The following program is not intended as a proper "microbenchmark", but only supposed to give an estimate of the performance: It creates several factorials, and generates the string representations of these:
import java.math.BigDecimal;
public class BigDecimalToPlainStringPerformance
{
public static void main(String[] args)
{
for (int n = 10000; n <= 50000; n += 5000)
{
BigDecimal number = factorial(n);
long before = System.nanoTime();
String result = number.toPlainString();
long after = System.nanoTime();
double ms = (after - before) / 1e6;
System.out.println(n + "! took " + ms +
" ms, length " + result.length());
}
}
private static BigDecimal factorial(int n)
{
BigDecimal number = new BigDecimal(1);
for (int i = 1; i < n; i++)
{
number = number.multiply(new BigDecimal(i));
}
return number;
}
}
With Java 7 (u07), on my (old) PC, the output is along the lines of
10000! took 514.98249 ms, length 35656
15000! took 1232.86507 ms, length 56126
20000! took 2364.799995 ms, length 77333
25000! took 3877.565724 ms, length 99090
30000! took 5814.925361 ms, length 121283
35000! took 8231.13608 ms, length 143841
40000! took 11088.823021 ms, length 166709
45000! took 14344.778177 ms, length 189850
50000! took 18155.089823 ms, length 213232
Fortunately, this performance problem has been fixed in Java 8. With Java 8 (u45), the output is
10000! took 77.20227 ms, length 35656
15000! took 113.811951 ms, length 56126
20000! took 188.293764 ms, length 77333
25000! took 261.328745 ms, length 99090
30000! took 355.001264 ms, length 121283
35000! took 481.912925 ms, length 143841
40000! took 610.812827 ms, length 166709
45000! took 698.80725 ms, length 189850
50000! took 840.87391 ms, length 213232
showing that the performance has been improved significantly.

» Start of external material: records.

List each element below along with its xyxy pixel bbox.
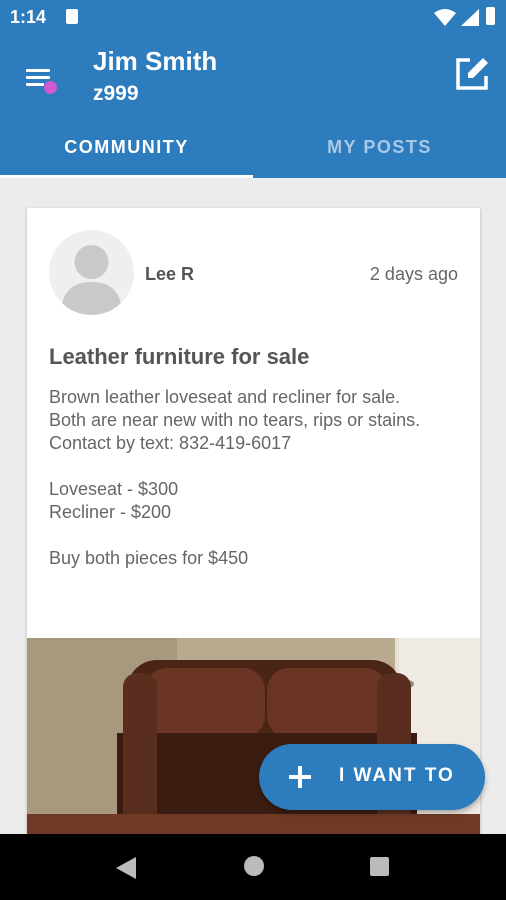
user-name: Jim Smith	[93, 46, 218, 76]
signal-icon	[461, 9, 479, 26]
avatar-icon	[49, 230, 134, 315]
post-body-spacer	[49, 524, 469, 547]
tab-bar: COMMUNITY MY POSTS	[0, 124, 506, 178]
menu-icon[interactable]	[24, 64, 57, 94]
tab-community[interactable]: COMMUNITY	[0, 124, 253, 178]
post-body-line: Loveseat - $300	[49, 479, 179, 499]
home-icon[interactable]	[244, 856, 264, 876]
wifi-icon	[434, 9, 456, 26]
edit-icon[interactable]	[454, 56, 490, 92]
post-body-line: Buy both pieces for $450	[49, 548, 249, 568]
status-bar: 1:14	[0, 0, 506, 34]
active-tab-indicator	[0, 175, 253, 178]
status-time: 1:14	[10, 7, 47, 27]
post-body-line: Contact by text: 832-419-6017	[49, 433, 292, 453]
sd-card-icon	[66, 9, 78, 24]
post-title: Leather furniture for sale	[49, 344, 310, 369]
fab-label: I WANT TO	[339, 765, 455, 786]
post-body-line: Recliner - $200	[49, 502, 172, 522]
tab-my-posts[interactable]: MY POSTS	[253, 124, 506, 178]
navigation-bar	[0, 834, 506, 900]
user-id: z999	[93, 82, 139, 105]
back-icon[interactable]	[116, 857, 136, 879]
recents-icon[interactable]	[370, 857, 389, 876]
notification-dot	[44, 81, 57, 94]
plus-icon	[289, 766, 311, 788]
post-body-spacer	[49, 455, 469, 478]
i-want-to-button[interactable]: I WANT TO	[259, 744, 485, 810]
post-author: Lee R	[145, 264, 195, 284]
post-timestamp: 2 days ago	[369, 264, 458, 284]
post-body-line: Both are near new with no tears, rips or…	[49, 410, 421, 430]
battery-icon	[486, 7, 495, 25]
app-bar: Jim Smith z999 COMMUNITY MY POSTS	[0, 34, 506, 178]
post-body-line: Brown leather loveseat and recliner for …	[49, 387, 401, 407]
post-body: Brown leather loveseat and recliner for …	[49, 386, 469, 570]
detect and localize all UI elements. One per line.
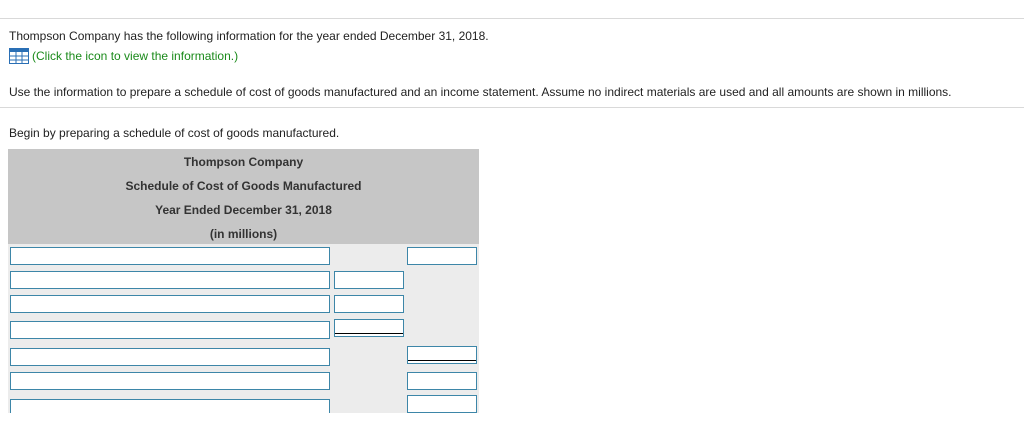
schedule-row-7-label-field[interactable] <box>10 399 330 413</box>
schedule-title: Schedule of Cost of Goods Manufactured <box>125 179 362 193</box>
top-divider <box>0 18 1024 19</box>
schedule-row-2-amount-field[interactable] <box>334 271 404 289</box>
section-divider <box>0 107 1024 108</box>
schedule-header: Thompson Company Schedule of Cost of Goo… <box>8 149 479 244</box>
cogm-schedule: Thompson Company Schedule of Cost of Goo… <box>8 149 479 413</box>
schedule-company-name: Thompson Company <box>183 155 304 169</box>
schedule-row-5-label-field[interactable] <box>10 348 330 366</box>
schedule-row-4-label-field[interactable] <box>10 321 330 339</box>
schedule-row-6-total-field[interactable] <box>407 372 477 390</box>
schedule-period: Year Ended December 31, 2018 <box>155 203 332 217</box>
schedule-row-7-total-field[interactable] <box>407 395 477 413</box>
table-grid-icon[interactable] <box>9 48 29 64</box>
schedule-row-2-label-field[interactable] <box>10 271 330 289</box>
schedule-row-1-total-field[interactable] <box>407 247 477 265</box>
schedule-row-5-total-field[interactable] <box>407 346 477 364</box>
schedule-row-3-amount-field[interactable] <box>334 295 404 313</box>
begin-prompt-text: Begin by preparing a schedule of cost of… <box>9 126 340 140</box>
problem-intro-text: Thompson Company has the following infor… <box>9 29 489 43</box>
schedule-units: (in millions) <box>209 227 278 241</box>
schedule-row-6-label-field[interactable] <box>10 372 330 390</box>
instructions-text: Use the information to prepare a schedul… <box>9 85 952 99</box>
schedule-row-4-amount-field[interactable] <box>334 319 404 337</box>
schedule-row-3-label-field[interactable] <box>10 295 330 313</box>
view-information-link[interactable]: (Click the icon to view the information.… <box>9 48 238 64</box>
view-information-label[interactable]: (Click the icon to view the information.… <box>32 49 238 63</box>
schedule-row-1-label-field[interactable] <box>10 247 330 265</box>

From quickly skimming over the commit logs in the OpenJDK, there is one commit that is probably the most relevant here:
Accelerate conversion to string by means of Schoenhage recursive base conversion
(I did not verify this, but it seems the only one which dedicatedly aimed at improving the toString performance)
First off, your benchmark is not reproducible. In your case, the factorial part took 181324ms and the string generation took 710498ms, so string generation was 710498 / 181324 = 3.9 times as slow as the factorial part.
When I run it one time just like you wrote it, it gives these results.
Generating took: 90664ms. Creating String.
String generation took: 3465ms
So the string generation is 90644 / 3465 = 26 times as fast as the factorial part.
When you run a benchmark, you need to run it many times to take the average. Especially when you do a long-running microbenchmark like yours, because so many other things may be going on in your computer at the same time - perhaps your virus checker kicked in, or your Java process got swapped out to disk due to low memory, or Java decided to do a full garbage collection.
Secondly, you're not warming up the VM, so it's unclear what you are benchmarking. Are you benchmarking the HotSpot compilation engine's native compiler or your actual code? That's why you always need to warm up the VM before running microbenchmarks like yours.
The best way to do that is to use a proper microbenchmarking framework. An alternative is to run your code more times (using a for-loop) and when it settles down on timings that don't decrease anymore, you have a good indication that warm up has completed and you can take the average of the next couple of runs to come up with a number.
Running it on my MacBookPro, this resulted in an average of 80144 ms for the factorial part, and 2839 ms for the string generation (note I didn't look into memory usage yet for this).
So the string generation is 80144 / 2839 = 28 times as fast as the factorial part.
If you can reproduce the same result multiple times on your machine, while you are not touching it at all when you run your program, and your machine has enough memory, then there is something interesting going on. But the problem is not in the toPlainString() method in BigDecimal - that method is much faster than the factorial part of your code.